The pocket holds up adequately despite pressure from the RT area, a familiar phenomenon in the past few years with Ryan Diem at the spot. Peyton steps into the throw and puts everything into it.
Brodney Pool diagnoses the danger when it is too late and tries to shift from base position, as his over-the-top coverage has been rolled to Reggie Wayne on the left side of the offense.
Manning segments Antonio Cromartie and Pool beautifully. Again, as with his cousin, Cromartie is one of the fastest players in the league. Garcon’s ability to outrun him when in off-coverage speaks volumes.
Touchdown, advantage Colts.
We can track Garcon’s route from the aerial view, with Cromartie circled in red and Pool in black.

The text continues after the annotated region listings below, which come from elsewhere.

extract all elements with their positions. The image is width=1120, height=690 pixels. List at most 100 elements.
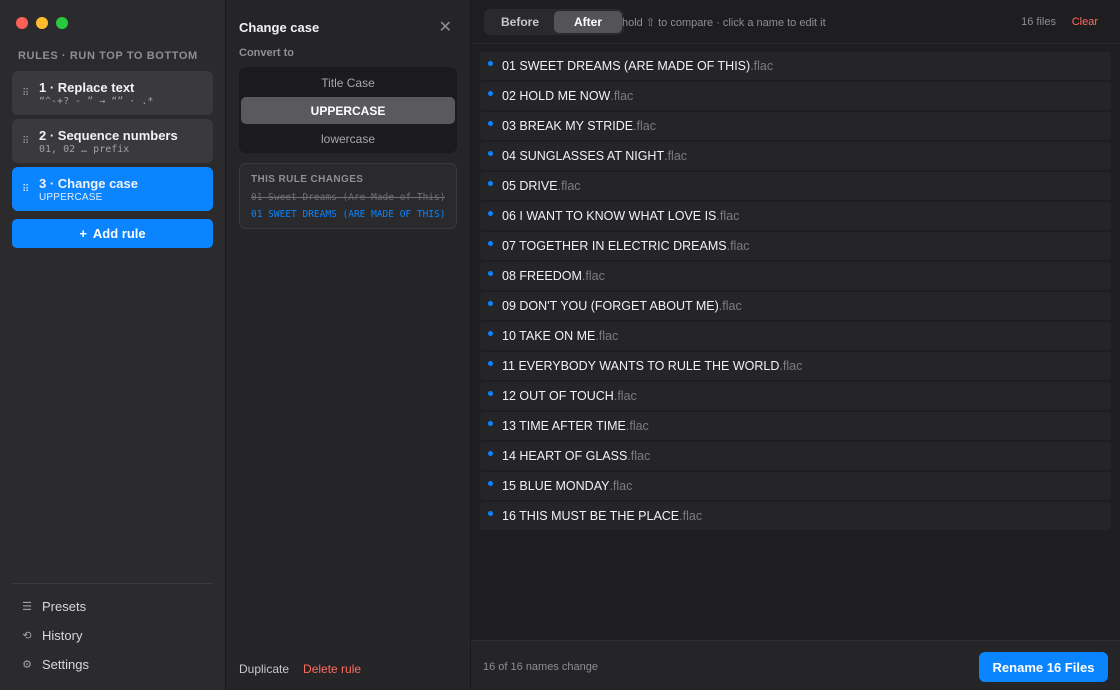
file-name[interactable]: 10 TAKE ON ME bbox=[502, 329, 595, 343]
after-button[interactable]: After bbox=[554, 11, 622, 33]
changed-indicator-icon bbox=[488, 60, 493, 66]
drag-handle-icon[interactable]: ⠿ bbox=[22, 184, 29, 195]
file-extension: .flac bbox=[750, 59, 774, 73]
file-row[interactable]: 04 SUNGLASSES AT NIGHT .flac bbox=[480, 142, 1111, 170]
file-preview-pane: Before After hold ⇧ to compare · click a… bbox=[471, 0, 1120, 690]
changed-indicator-icon bbox=[488, 510, 493, 516]
file-name[interactable]: 15 BLUE MONDAY bbox=[502, 479, 609, 493]
file-row[interactable]: 07 TOGETHER IN ELECTRIC DREAMS .flac bbox=[480, 232, 1111, 260]
file-row[interactable]: 08 FREEDOM .flac bbox=[480, 262, 1111, 290]
changed-indicator-icon bbox=[488, 180, 493, 186]
rename-files-button[interactable]: Rename 16 Files bbox=[979, 652, 1108, 682]
file-row[interactable]: 09 DON'T YOU (FORGET ABOUT ME) .flac bbox=[480, 292, 1111, 320]
rule-preview: THIS RULE CHANGES 01 Sweet Dreams (Are M… bbox=[239, 163, 457, 229]
file-row[interactable]: 03 BREAK MY STRIDE .flac bbox=[480, 112, 1111, 140]
close-icon[interactable]: ✕ bbox=[439, 17, 452, 37]
file-row[interactable]: 11 EVERYBODY WANTS TO RULE THE WORLD .fla… bbox=[480, 352, 1111, 380]
clear-button[interactable]: Clear bbox=[1072, 16, 1098, 28]
sidebar-item-presets[interactable]: ☰ Presets bbox=[22, 599, 86, 614]
add-rule-button[interactable]: + Add rule bbox=[12, 219, 213, 248]
rule-card-change-case[interactable]: ⠿ 3 · Change case UPPERCASE bbox=[12, 167, 213, 211]
window-controls bbox=[16, 17, 68, 29]
file-name[interactable]: 06 I WANT TO KNOW WHAT LOVE IS bbox=[502, 209, 716, 223]
file-name[interactable]: 11 EVERYBODY WANTS TO RULE THE WORLD bbox=[502, 359, 779, 373]
rule-card-replace-text[interactable]: ⠿ 1 · Replace text “^-+? - ” → “” · .* bbox=[12, 71, 213, 115]
rule-title: 3 · Change case bbox=[39, 176, 138, 191]
changed-indicator-icon bbox=[488, 300, 493, 306]
file-extension: .flac bbox=[625, 419, 649, 433]
file-extension: .flac bbox=[779, 359, 803, 373]
file-name[interactable]: 05 DRIVE bbox=[502, 179, 558, 193]
rule-title: 1 · Replace text bbox=[39, 80, 135, 95]
file-name[interactable]: 16 THIS MUST BE THE PLACE bbox=[502, 509, 679, 523]
preview-heading: THIS RULE CHANGES bbox=[251, 174, 364, 185]
file-row[interactable]: 01 SWEET DREAMS (ARE MADE OF THIS) .flac bbox=[480, 52, 1111, 80]
rule-subtitle: UPPERCASE bbox=[39, 192, 103, 203]
before-button[interactable]: Before bbox=[486, 11, 554, 33]
drag-handle-icon[interactable]: ⠿ bbox=[22, 136, 29, 147]
changed-indicator-icon bbox=[488, 150, 493, 156]
preview-old-name: 01 Sweet Dreams (Are Made of This) bbox=[251, 192, 445, 203]
zoom-window-button[interactable] bbox=[56, 17, 68, 29]
changed-indicator-icon bbox=[488, 450, 493, 456]
file-row[interactable]: 14 HEART OF GLASS .flac bbox=[480, 442, 1111, 470]
sidebar: RULES · RUN TOP TO BOTTOM ⠿ 1 · Replace … bbox=[0, 0, 226, 690]
file-extension: .flac bbox=[633, 119, 656, 133]
file-name[interactable]: 09 DON'T YOU (FORGET ABOUT ME) bbox=[502, 299, 719, 313]
file-extension: .flac bbox=[716, 209, 740, 223]
file-list: 01 SWEET DREAMS (ARE MADE OF THIS) .flac 0… bbox=[480, 52, 1111, 532]
preview-new-name: 01 SWEET DREAMS (ARE MADE OF THIS) bbox=[251, 209, 445, 220]
file-name[interactable]: 08 FREEDOM bbox=[502, 269, 582, 283]
file-name[interactable]: 02 HOLD ME NOW bbox=[502, 89, 610, 103]
sidebar-item-settings[interactable]: ⚙ Settings bbox=[22, 657, 89, 672]
inspector-title: Change case bbox=[239, 20, 320, 35]
file-extension: .flac bbox=[726, 239, 750, 253]
file-row[interactable]: 12 OUT OF TOUCH .flac bbox=[480, 382, 1111, 410]
file-name[interactable]: 13 TIME AFTER TIME bbox=[502, 419, 626, 433]
drag-handle-icon[interactable]: ⠿ bbox=[22, 88, 29, 99]
duplicate-button[interactable]: Duplicate bbox=[239, 662, 289, 676]
sidebar-divider bbox=[12, 583, 213, 584]
close-window-button[interactable] bbox=[16, 17, 28, 29]
changed-indicator-icon bbox=[488, 120, 493, 126]
file-row[interactable]: 15 BLUE MONDAY .flac bbox=[480, 472, 1111, 500]
case-option-group: Title Case UPPERCASE lowercase bbox=[239, 67, 457, 153]
file-name[interactable]: 14 HEART OF GLASS bbox=[502, 449, 627, 463]
toolbar: Before After hold ⇧ to compare · click a… bbox=[471, 0, 1120, 44]
inspector-footer: Duplicate Delete rule bbox=[239, 662, 361, 676]
file-row[interactable]: 06 I WANT TO KNOW WHAT LOVE IS .flac bbox=[480, 202, 1111, 230]
changed-indicator-icon bbox=[488, 390, 493, 396]
file-row[interactable]: 05 DRIVE .flac bbox=[480, 172, 1111, 200]
file-extension: .flac bbox=[557, 179, 581, 193]
file-extension: .flac bbox=[664, 149, 688, 163]
sidebar-item-label: Settings bbox=[42, 657, 89, 672]
file-count: 16 files bbox=[1021, 16, 1056, 28]
file-extension: .flac bbox=[609, 479, 633, 493]
case-option-title[interactable]: Title Case bbox=[241, 69, 455, 96]
file-name[interactable]: 01 SWEET DREAMS (ARE MADE OF THIS) bbox=[502, 59, 750, 73]
file-extension: .flac bbox=[627, 449, 651, 463]
convert-to-label: Convert to bbox=[239, 47, 294, 59]
file-name[interactable]: 12 OUT OF TOUCH bbox=[502, 389, 614, 403]
changed-indicator-icon bbox=[488, 420, 493, 426]
file-name[interactable]: 07 TOGETHER IN ELECTRIC DREAMS bbox=[502, 239, 727, 253]
file-row[interactable]: 16 THIS MUST BE THE PLACE .flac bbox=[480, 502, 1111, 530]
rule-card-sequence-numbers[interactable]: ⠿ 2 · Sequence numbers 01, 02 … prefix bbox=[12, 119, 213, 163]
case-option-uppercase[interactable]: UPPERCASE bbox=[241, 97, 455, 124]
sidebar-item-history[interactable]: ⟲ History bbox=[22, 628, 82, 643]
file-row[interactable]: 13 TIME AFTER TIME .flac bbox=[480, 412, 1111, 440]
file-name[interactable]: 04 SUNGLASSES AT NIGHT bbox=[502, 149, 664, 163]
delete-rule-button[interactable]: Delete rule bbox=[303, 662, 361, 676]
changed-indicator-icon bbox=[488, 240, 493, 246]
rule-subtitle: 01, 02 … prefix bbox=[39, 144, 130, 155]
file-row[interactable]: 02 HOLD ME NOW .flac bbox=[480, 82, 1111, 110]
case-option-lowercase[interactable]: lowercase bbox=[241, 125, 455, 152]
minimize-window-button[interactable] bbox=[36, 17, 48, 29]
list-icon: ☰ bbox=[22, 601, 32, 613]
file-name[interactable]: 03 BREAK MY STRIDE bbox=[502, 119, 633, 133]
rule-title: 2 · Sequence numbers bbox=[39, 128, 178, 143]
add-rule-label: Add rule bbox=[92, 226, 146, 241]
gear-icon: ⚙ bbox=[22, 659, 32, 671]
file-extension: .flac bbox=[610, 89, 634, 103]
file-row[interactable]: 10 TAKE ON ME .flac bbox=[480, 322, 1111, 350]
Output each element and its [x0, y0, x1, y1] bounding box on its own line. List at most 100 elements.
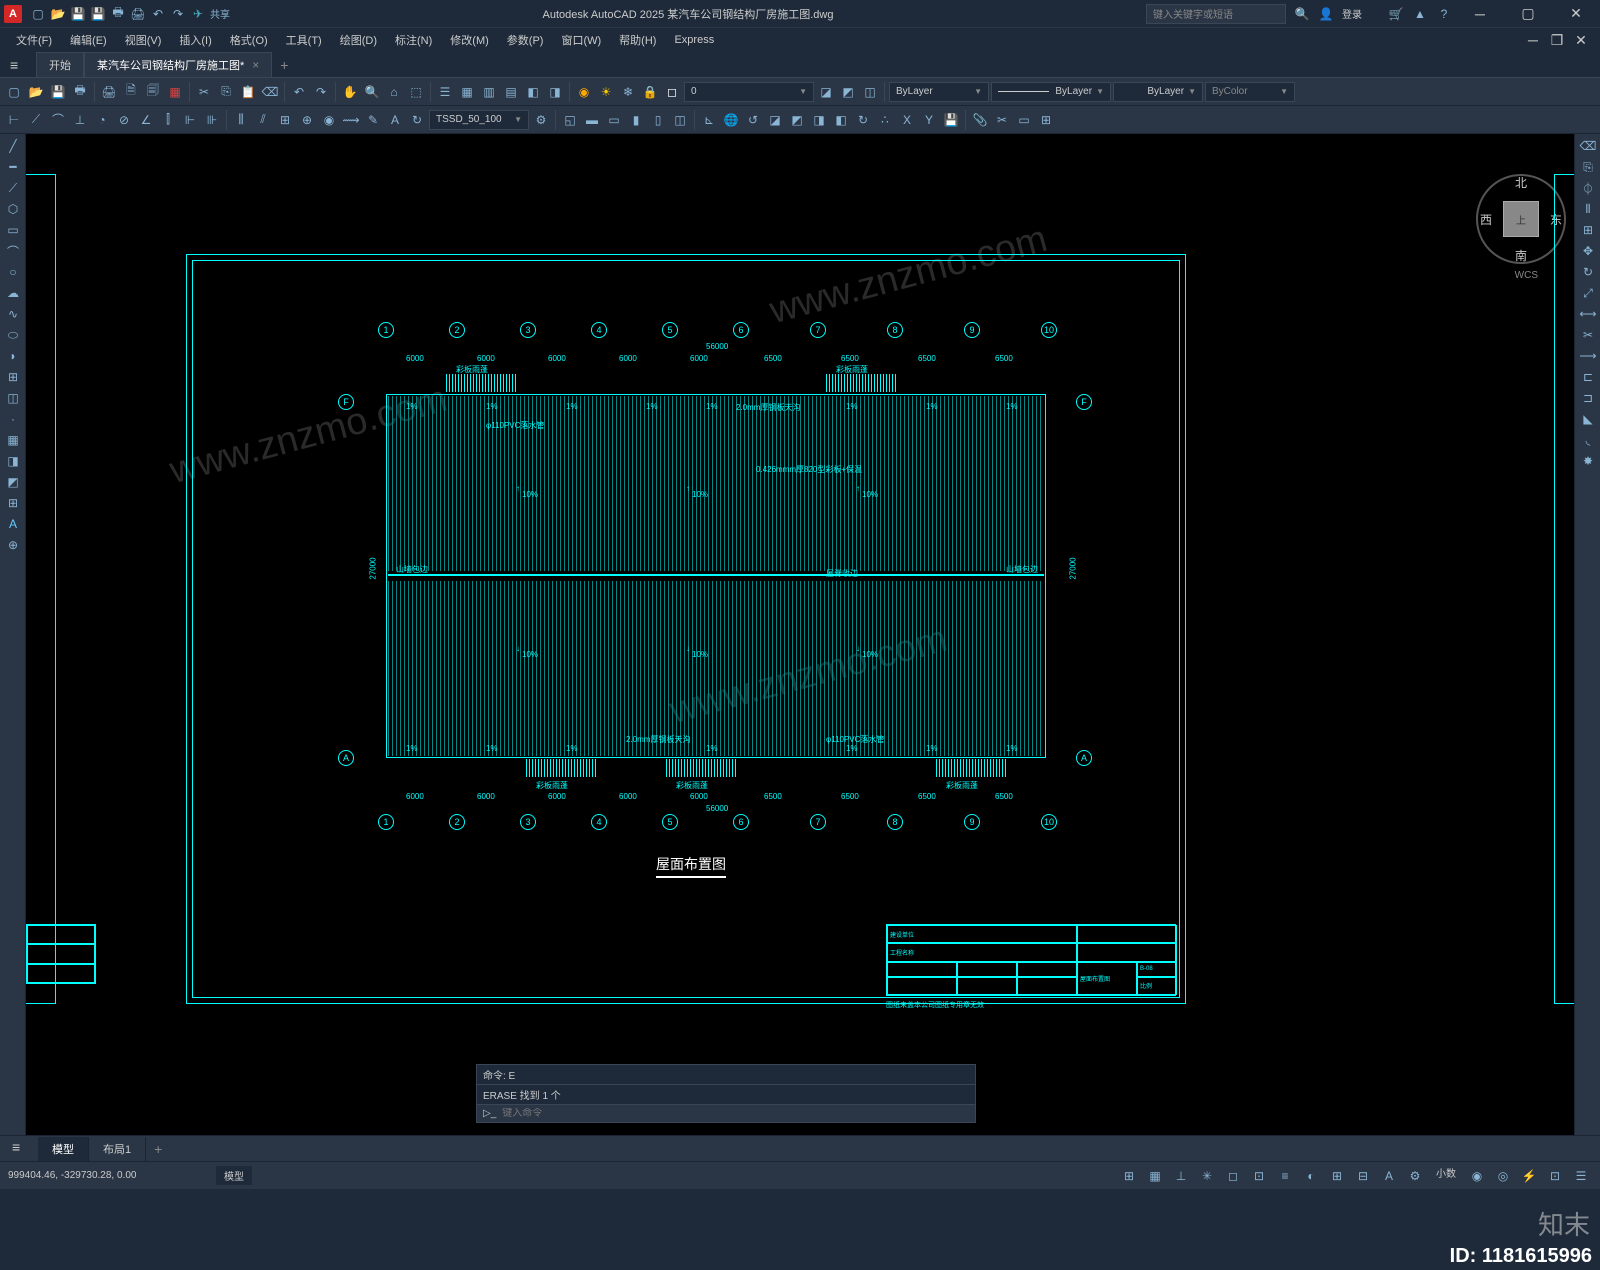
ssm-icon[interactable]: ▤	[501, 82, 521, 102]
freeze-icon[interactable]: ❄	[618, 82, 638, 102]
hatch-icon[interactable]: ▦	[2, 430, 24, 450]
close-button[interactable]: ✕	[1556, 0, 1596, 28]
rect-icon[interactable]: ▭	[2, 220, 24, 240]
ucs-face-icon[interactable]: ◪	[765, 110, 785, 130]
arc-icon[interactable]: ⌒	[2, 241, 24, 261]
dim-rad-icon[interactable]: ◔	[92, 110, 112, 130]
menu-view[interactable]: 视图(V)	[117, 30, 170, 50]
tol-icon[interactable]: ⊞	[275, 110, 295, 130]
menu-window[interactable]: 窗口(W)	[553, 30, 609, 50]
lock-icon[interactable]: 🔒	[640, 82, 660, 102]
zoomwin-icon[interactable]: ⌂	[384, 82, 404, 102]
dimtedit-icon[interactable]: A	[385, 110, 405, 130]
ref-clip-icon[interactable]: ✂	[992, 110, 1012, 130]
line-icon[interactable]: ╱	[2, 136, 24, 156]
dim-linear-icon[interactable]: ⊢	[4, 110, 24, 130]
zoomext-icon[interactable]: ⬚	[406, 82, 426, 102]
addsel-icon[interactable]: ⊕	[2, 535, 24, 555]
dc-icon[interactable]: ▦	[457, 82, 477, 102]
redo-icon[interactable]: ↷	[170, 6, 186, 22]
layerprev-icon[interactable]: ◫	[860, 82, 880, 102]
cart-icon[interactable]: 🛒	[1388, 6, 1404, 22]
save-icon[interactable]: 💾	[48, 82, 68, 102]
spline-icon[interactable]: ∿	[2, 304, 24, 324]
props-icon[interactable]: ☰	[435, 82, 455, 102]
dim-arc-icon[interactable]: ⌒	[48, 110, 68, 130]
maximize-button[interactable]: ▢	[1508, 0, 1548, 28]
menu-min-icon[interactable]: ─	[1522, 30, 1544, 50]
cloud-icon[interactable]: ▲	[1412, 6, 1428, 22]
qp-icon[interactable]: ⊞	[1326, 1165, 1348, 1187]
layer-prop-icon[interactable]: ◉	[574, 82, 594, 102]
custom-icon[interactable]: ☰	[1570, 1165, 1592, 1187]
menu-tools[interactable]: 工具(T)	[278, 30, 330, 50]
ucs-world-icon[interactable]: 🌐	[721, 110, 741, 130]
ucs-view-icon[interactable]: ◨	[809, 110, 829, 130]
tab-start[interactable]: 开始	[36, 52, 84, 77]
dimstyle-combo[interactable]: TSSD_50_100▼	[429, 110, 529, 130]
scale-icon[interactable]: ⤢	[1577, 283, 1599, 303]
view-cube[interactable]: 北 南 东 西 上	[1476, 174, 1566, 264]
copy-obj-icon[interactable]: ⎘	[1577, 157, 1599, 177]
menu-help[interactable]: 帮助(H)	[611, 30, 664, 50]
dim-ang-icon[interactable]: ∠	[136, 110, 156, 130]
menu-express[interactable]: Express	[666, 32, 722, 48]
anno-icon[interactable]: A	[1378, 1165, 1400, 1187]
layeriso-icon[interactable]: ◪	[816, 82, 836, 102]
dim-quick-icon[interactable]: ⫿	[158, 110, 178, 130]
saveas-icon[interactable]: 💾	[90, 6, 106, 22]
open-icon[interactable]: 📂	[50, 6, 66, 22]
share-label[interactable]: 共享	[210, 6, 230, 22]
markup-icon[interactable]: ◧	[523, 82, 543, 102]
layer-color-icon[interactable]: ◻	[662, 82, 682, 102]
open-icon[interactable]: 📂	[26, 82, 46, 102]
pan-icon[interactable]: ✋	[340, 82, 360, 102]
offset-icon[interactable]: ⫴	[1577, 199, 1599, 219]
match-icon[interactable]: ⌫	[260, 82, 280, 102]
redo2-icon[interactable]: ↷	[311, 82, 331, 102]
menu-restore-icon[interactable]: ❐	[1546, 30, 1568, 50]
polar-icon[interactable]: ✳	[1196, 1165, 1218, 1187]
circle-icon[interactable]: ○	[2, 262, 24, 282]
gradient-icon[interactable]: ◨	[2, 451, 24, 471]
lwt-icon[interactable]: ≡	[1274, 1165, 1296, 1187]
hamburger-icon[interactable]: ≡	[10, 57, 30, 77]
sun-icon[interactable]: ☀	[596, 82, 616, 102]
publish-icon[interactable]: 🗐	[143, 82, 163, 102]
cube-top[interactable]: 上	[1503, 201, 1539, 237]
snap-mode-icon[interactable]: ▦	[1144, 1165, 1166, 1187]
break-icon[interactable]: ⊏	[1577, 367, 1599, 387]
ortho-icon[interactable]: ⊥	[1170, 1165, 1192, 1187]
ellipse-icon[interactable]: ⬭	[2, 325, 24, 345]
dimupdate-icon[interactable]: ↻	[407, 110, 427, 130]
dim-cont-icon[interactable]: ⊪	[202, 110, 222, 130]
menu-param[interactable]: 参数(P)	[499, 30, 552, 50]
chamfer-icon[interactable]: ◣	[1577, 409, 1599, 429]
help-search-input[interactable]: 键入关键字或短语	[1146, 4, 1286, 24]
grid-mode-icon[interactable]: ⊞	[1118, 1165, 1140, 1187]
qcalc-icon[interactable]: ◨	[545, 82, 565, 102]
ucs-save-icon[interactable]: 💾	[941, 110, 961, 130]
trim-icon[interactable]: ✂	[1577, 325, 1599, 345]
clean-icon[interactable]: ⊡	[1544, 1165, 1566, 1187]
send-icon[interactable]: ✈	[190, 6, 206, 22]
transparency-icon[interactable]: ◐	[1300, 1165, 1322, 1187]
ref-frame-icon[interactable]: ▭	[1014, 110, 1034, 130]
dim-base-icon[interactable]: ⊩	[180, 110, 200, 130]
dim-ord-icon[interactable]: ⊥	[70, 110, 90, 130]
paste-icon[interactable]: 📋	[238, 82, 258, 102]
vp3-icon[interactable]: ▮	[626, 110, 646, 130]
menu-draw[interactable]: 绘图(D)	[332, 30, 385, 50]
status-model-label[interactable]: 模型	[216, 1166, 252, 1185]
user-icon[interactable]: 👤	[1318, 6, 1334, 22]
tab-drawing[interactable]: 某汽车公司钢结构厂房施工图* ×	[84, 52, 272, 77]
center-icon[interactable]: ⊕	[297, 110, 317, 130]
insert-icon[interactable]: ⊞	[2, 367, 24, 387]
ellipsearc-icon[interactable]: ◗	[2, 346, 24, 366]
command-line[interactable]: 命令: E ERASE 找到 1 个 ▷_	[476, 1064, 976, 1123]
layermatch-icon[interactable]: ◩	[838, 82, 858, 102]
ucs-orig-icon[interactable]: ◧	[831, 110, 851, 130]
revcloud-icon[interactable]: ☁	[2, 283, 24, 303]
explode-icon[interactable]: ✸	[1577, 451, 1599, 471]
new-icon[interactable]: ▢	[30, 6, 46, 22]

Garcon, moving from the bunch formation on the line, manages to get inside leverage on Cromartie. As a result, Pool’s positioning on the play becomes absolutely crucial, given his deep centerfield responsibilities. The safe option for Pool is to retreat and move towards Garcon simultaneously, which requires a diagonal retreat.
Pool however moves laterally, ignoring the importance of his depth on the field. As a result, and as Manning has predicted, there is a gap behind him to exploit.
And with perfect placement, Manning drives an early dagger into the Jets and Rex Ryan. Injuries and an inadequate offensive line ultimately cost the Colts the game, but Peyton still showed his ability to diagnose and destroy any coverage scheme, no matter how complex.
Pierre Garcon possesses superior physical attributes, primarily in his acceleration and top speed down the field. He possesses the will and mindset necessary to be an above-average run blocking WR, and he’s always a willing tackler on interception returns and the like, as evidenced by the Ed Reed fumble.
Up until 2011, questions remained about his hands and reliability – particularly considering the end of the 2009 season, in which he dropped a pivotal ball in the Superbowl. However, this year (and without fantastic QB play), he has stepped up and made tough catches in a variety of different situations, and proved his worth as the only WR on the Colts able to consistently manufacture separation in all areas of the field. He doesn’t possess the rapport with Peyton Manning of an Austin Collie or Marvin Harrison type, but Manning has consistently looked to Garcon in playoff situations and put the onus on Garcon to make plays. Whether it’s Peyton Manning or Andrew Luck under center, he must be re-signed.
I’d expect his demands to be in the $6m-$7m a year range, and I’d be happy for the Colts to sign him if that is the case. A 4 year, $25m deal is something I’d consider to be reasonable for both sides.
That’s enough from me though, what do you guys think?